Hanssen, who held senior counterintelligence posts at the bureau for more than two decades, pleaded guilty in July 2001 to spying for Moscow. Under a plea arrangement, he agreed to co-operate with the authorities, in return for which the death penalty was not sought.
For several years before Hanssen's arrest in February 2001, the FBI and the CIA realised that someone was passing vital secrets to the Russians.
The investigation originally centred on Brian Kelley, a CIA officer, who was cleared when Hanssen was arrested.

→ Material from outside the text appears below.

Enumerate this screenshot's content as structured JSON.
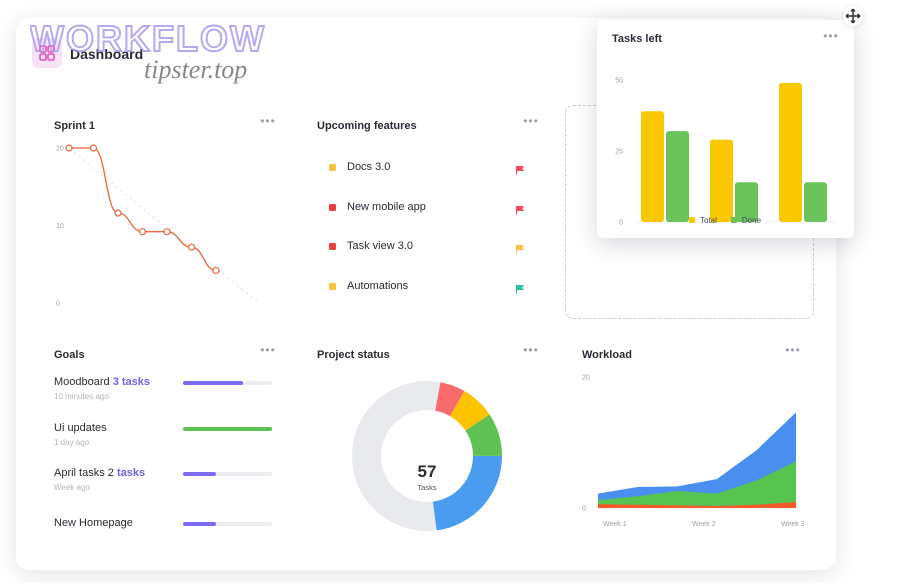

Mr Kelley was identified for the first time in Wise's book despite attempts by the CIA to prevent him being named.
Hanssen began a 22-year secret life in 1979, and in an early phase of espionage betrayed one of the most important agents for the US, Dmitri Polyakov of the Soviet military intelligence agency GRU, who was later executed.
The former KGB official who supplied the file was delighted with the deal he struck with the United States. "He was very satisfied with the financial arrangement," Wise quoted a former top FBI official as saying
...As an active duty Army Officer from 91 - 00, my rage seethes at how this jerk-off jeopardized my life, the lives of my soldiers, peers, and friends.
I suppose his crimes are only minimized by the fact we had a commander in chief who essentially did the same thing.
Probably the most despicable spy the U.S. has ever seen.
He's got stiff competition from the Walkers and Jerry Whitworth.